Wenn im Zeitpunkt der Insolvenz noch Steuererklärungen ausstehen, schätzt das Finanzamt die Steuern und meldet diese geschätzten Zahlungsansprüche an. Für das Unternehmen ist dieses irrelevant. Die richtige Steuerfestsetzung hat jedoch erhebliche Bedeutung für eine persönliche Haftungsinanspruchnahme (s.u.). Folglich sollte die Geschäftsleitung möglichst bis zum Insolvenzantrag Steuern ordnungsgemäß erklären und ggf. auch prüfen, ob ein eigener Insolvenzantrag vor Fälligkeit einer Steuer zu stellen wäre (z. B. bei der USt. der 10. des Folgemonats; Insolvenzantrag am 09. des Folgemonats), und zwar ausschließlich zur Vermeidung persönlicher Haftungsansprüche.

Weil das Finanzamt weiß, dass es mit Steuerforderungen im Insolvenzverfahren ausfällt, prüft es zeitgleich zum Insolvenzverfahren stets eine persönliche Haftung des Geschäftsführers.

1. Wer haftet: 

Nach §§ 34,69 AO haftet der Geschäftsführer für Steuerverbindlichkeiten der Gesellschaft, die infolge vorsätzlicher oder grob fahrlässiger Verletzung der ihm auferlegten Pflichten nicht ordnungsgemäß festgesetzt oder aus dem Vermögen des Unternehmens nicht erfüllt wurden. Die gleiche Haftung trifft auch den sog. faktischen Geschäftsführer und kann, je nach Einzelfall, auch auf den Leiter einer Niederlassung, auf den Prokuristen oder einen leitenden Angestellten eines Unternehmens ausgedehnt werden. Mehrere Geschäftsführer oder Prokuristen/Leitende Angestellte haften gegenüber dem Finanzamt gesamtschuldnerisch, d. h., das Finanzamt kann von jedem Haftungsschuldner die gesamte Steuerschuld verlangen.

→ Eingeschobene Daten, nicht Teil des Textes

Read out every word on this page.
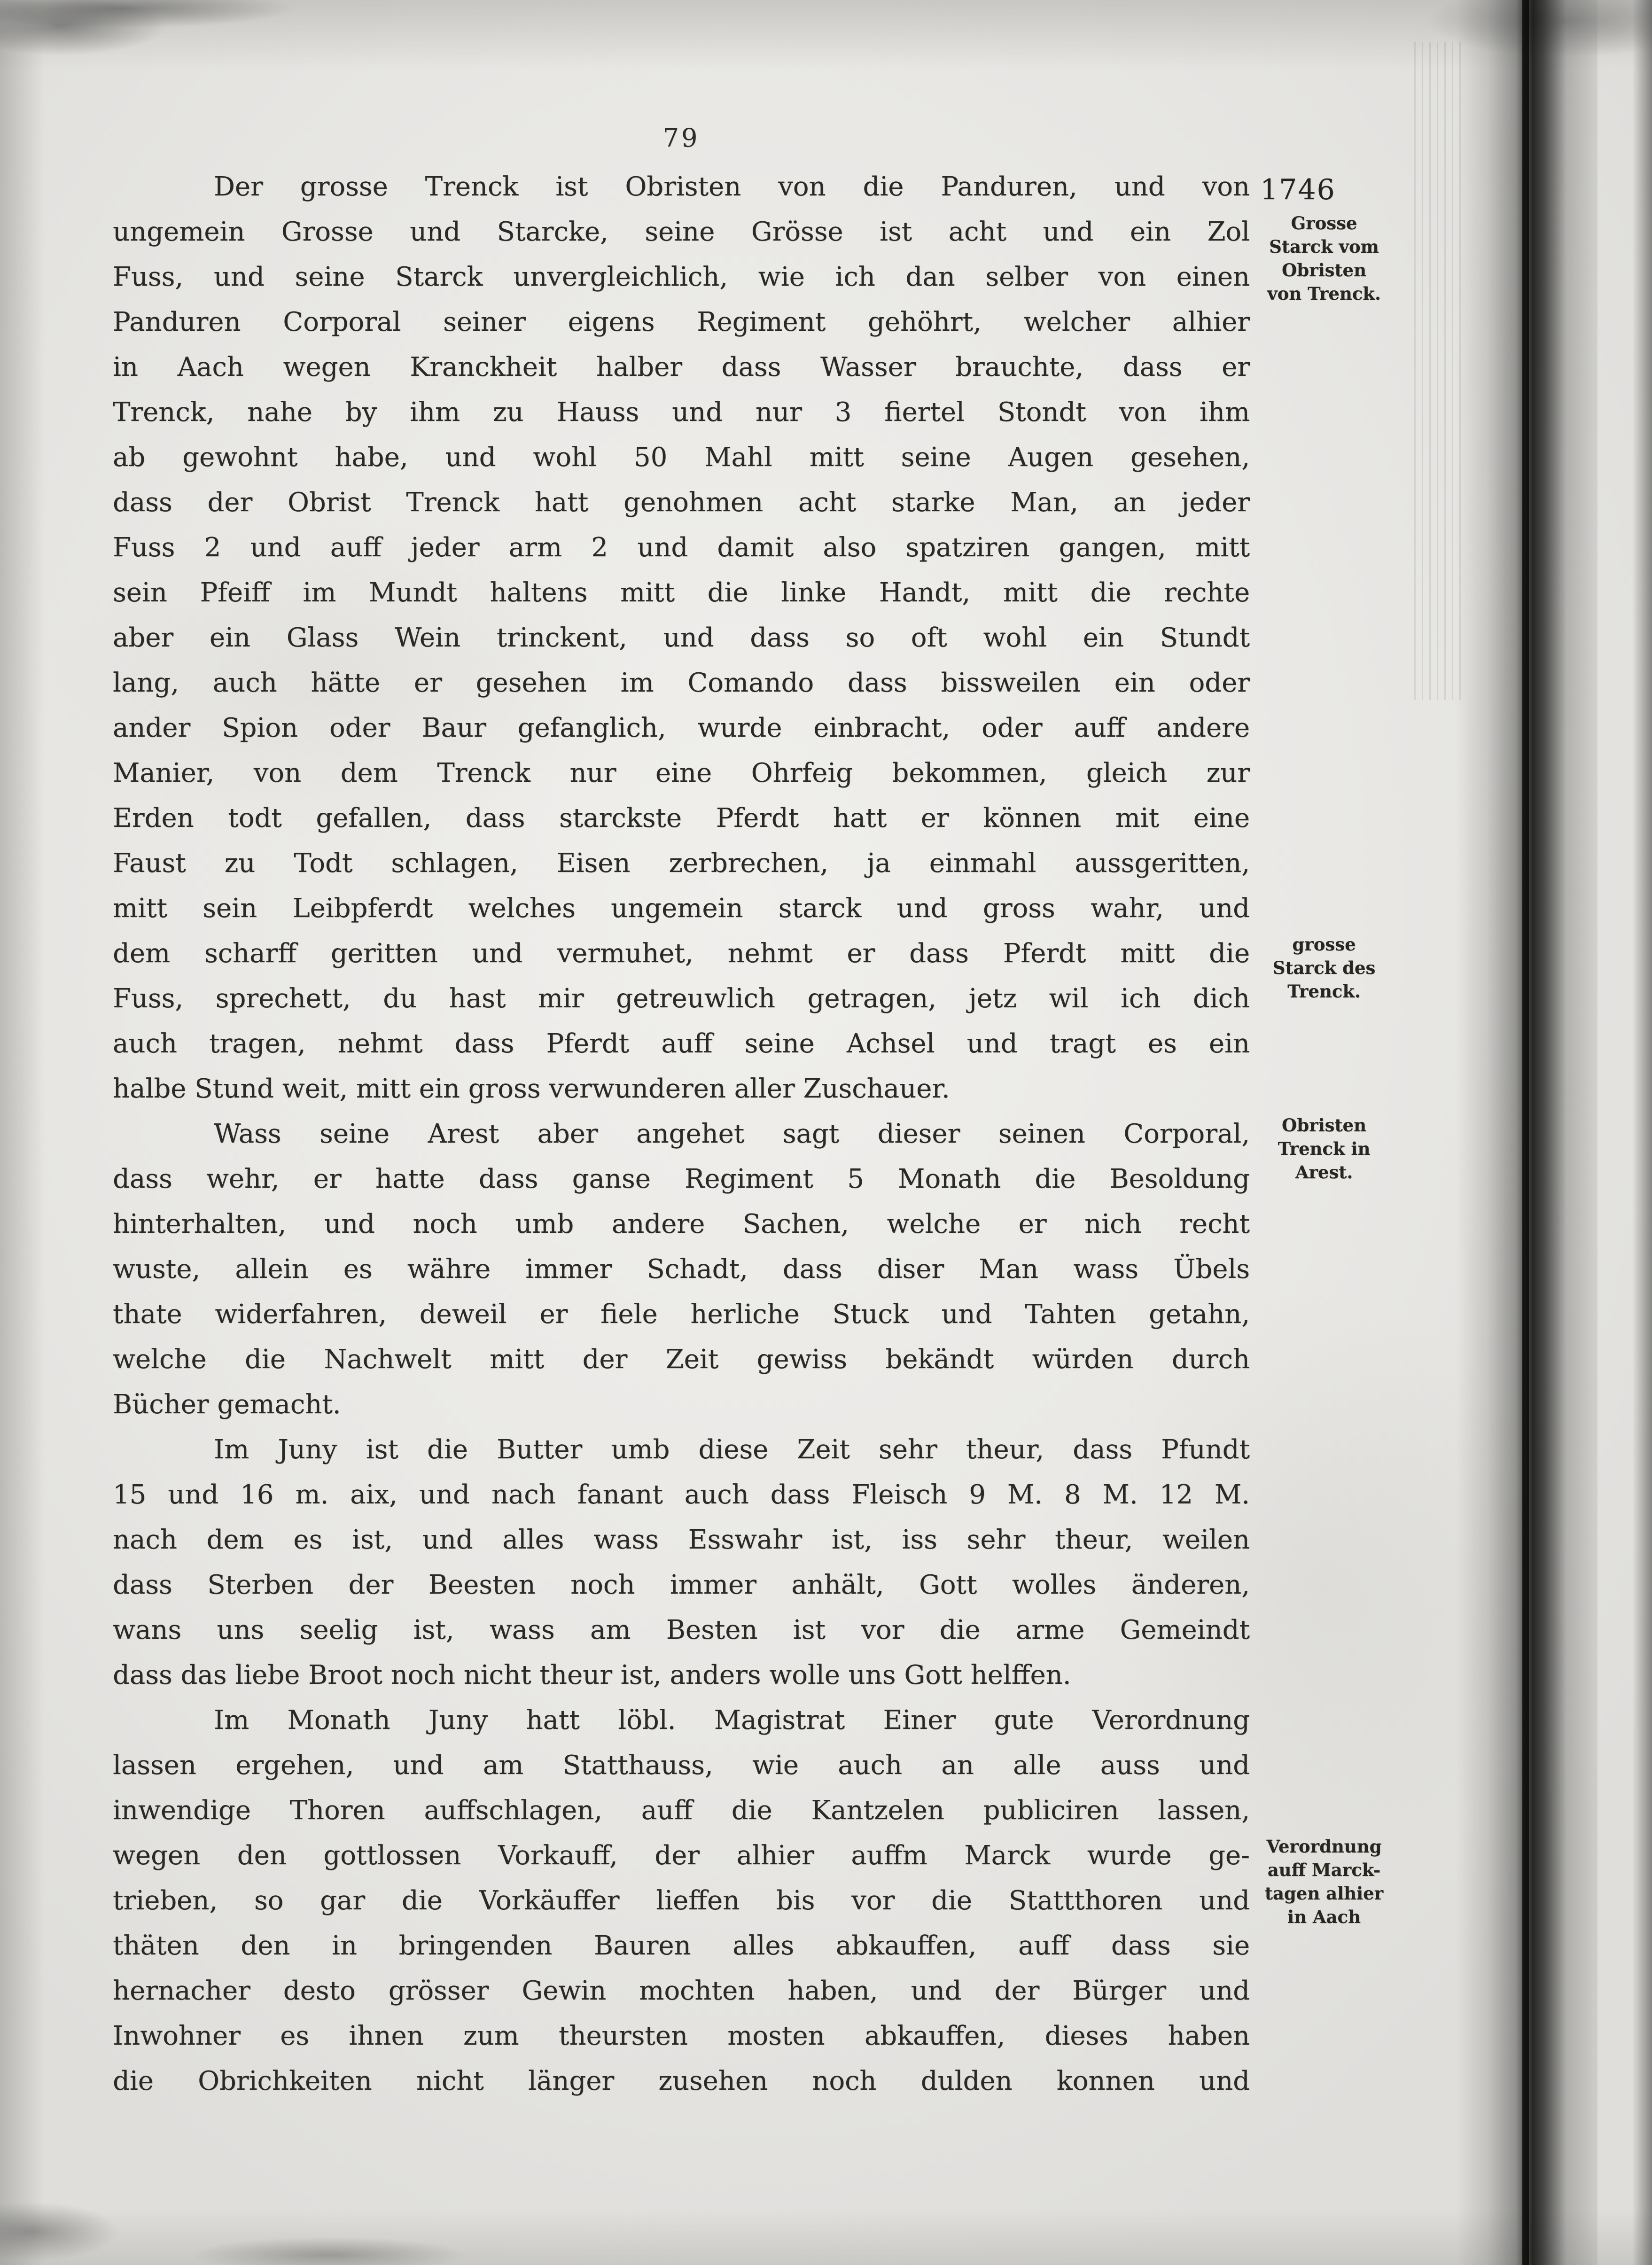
79
Der grosse Trenck ist Obristen von die Panduren, und von 1746
ungemein Grosse und Starcke, seine Grösse ist acht und ein Zol
Fuss, und seine Starck unvergleichlich, wie ich dan selber von einen
Panduren Corporal seiner eigens Regiment gehöhrt, welcher alhier
in Aach wegen Kranckheit halber dass Wasser brauchte, dass er
Trenck, nahe by ihm zu Hauss und nur 3 fiertel Stondt von ihm
ab gewohnt habe, und wohl 50 Mahl mitt seine Augen gesehen,
dass der Obrist Trenck hatt genohmen acht starke Man, an jeder
Fuss 2 und auff jeder arm 2 und damit also spatziren gangen, mitt
sein Pfeiff im Mundt haltens mitt die linke Handt, mitt die rechte
aber ein Glass Wein trinckent, und dass so oft wohl ein Stundt
lang, auch hätte er gesehen im Comando dass bissweilen ein oder
ander Spion oder Baur gefanglich, wurde einbracht, oder auff andere
Manier, von dem Trenck nur eine Ohrfeig bekommen, gleich zur
Erden todt gefallen, dass starckste Pferdt hatt er können mit eine
Faust zu Todt schlagen, Eisen zerbrechen, ja einmahl aussgeritten,
mitt sein Leibpferdt welches ungemein starck und gross wahr, und
dem scharff geritten und vermuhet, nehmt er dass Pferdt mitt die
Fuss, sprechett, du hast mir getreuwlich getragen, jetz wil ich dich
auch tragen, nehmt dass Pferdt auff seine Achsel und tragt es ein
halbe Stund weit, mitt ein gross verwunderen aller Zuschauer.
Wass seine Arest aber angehet sagt dieser seinen Corporal,
dass wehr, er hatte dass ganse Regiment 5 Monath die Besoldung
hinterhalten, und noch umb andere Sachen, welche er nich recht
wuste, allein es währe immer Schadt, dass diser Man wass Übels
thate widerfahren, deweil er fiele herliche Stuck und Tahten getahn,
welche die Nachwelt mitt der Zeit gewiss bekändt würden durch
Bücher gemacht.
Im Juny ist die Butter umb diese Zeit sehr theur, dass Pfundt
15 und 16 m. aix, und nach fanant auch dass Fleisch 9 M. 8 M. 12 M.
nach dem es ist, und alles wass Esswahr ist, iss sehr theur, weilen
dass Sterben der Beesten noch immer anhält, Gott wolles änderen,
wans uns seelig ist, wass am Besten ist vor die arme Gemeindt
dass das liebe Broot noch nicht theur ist, anders wolle uns Gott helffen.
Im Monath Juny hatt löbl. Magistrat Einer gute Verordnung
lassen ergehen, und am Statthauss, wie auch an alle auss und
inwendige Thoren auffschlagen, auff die Kantzelen publiciren lassen,
wegen den gottlossen Vorkauff, der alhier auffm Marck wurde ge-
trieben, so gar die Vorkäuffer lieffen bis vor die Stattthoren und
thäten den in bringenden Bauren alles abkauffen, auff dass sie
hernacher desto grösser Gewin mochten haben, und der Bürger und
Inwohner es ihnen zum theursten mosten abkauffen, dieses haben
die Obrichkeiten nicht länger zusehen noch dulden konnen und
Grosse
Starck vom
Obristen
von Trenck.
grosse
Starck des
Trenck.
Obristen
Trenck in
Arest.
Verordnung
auff Marck-
tagen alhier
in Aach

Die persönliche Haftung ist unbegrenzt und umfasst neben der eigentlichen Steuer auch Zinsen, Säumniszuschläge, Verspätungszuschläge und Kosten der Zwangsvollstreckung.

Die persönliche Haftung des Geschäftsführers wird durch einen Haftungsbescheid festgesetzt, § 130, 131 AO. Der Haftungsbescheid ist innerhalb eines Monats nach wirksamer Bekanntgabe mit dem Einspruch anfechtbar.

Dem Haftungsbescheid geht regelmäßig ein Haftungsanhörungsverfahren voraus. Spätestens jetzt sollte der Geschäftsführer tätig werden. Wirkt der Haftungsschuldner im Anhörungsverfahren nicht mit, darf das Finanzamt die haftungsbegründenden Umstände zulasten des Schuldners unterstellen (ständige Rechtsprechung BFH). Zwar können Einwendungen mit einem Einspruch nachgeholt werden. Aber der Haftungsbescheid ist erst einmal erlassen und vollstreckbar und kann auch einen Insolvenzantrag des Finanzamtes gegen den Haftungsschuldner nach sich ziehen.

2. Haftungsgrundlage

Grundlage der persönlichen Haftung sind zunächst einmal die selbst erklärten, offenen Steuerbeträge (Umsatzsteuer, Lohnsteuer, Abzugssteuern). Hinzu kommen auch Schätzungsbescheide oder die vom Finanzamt zur Insolvenztabelle angemeldeten Forderungen.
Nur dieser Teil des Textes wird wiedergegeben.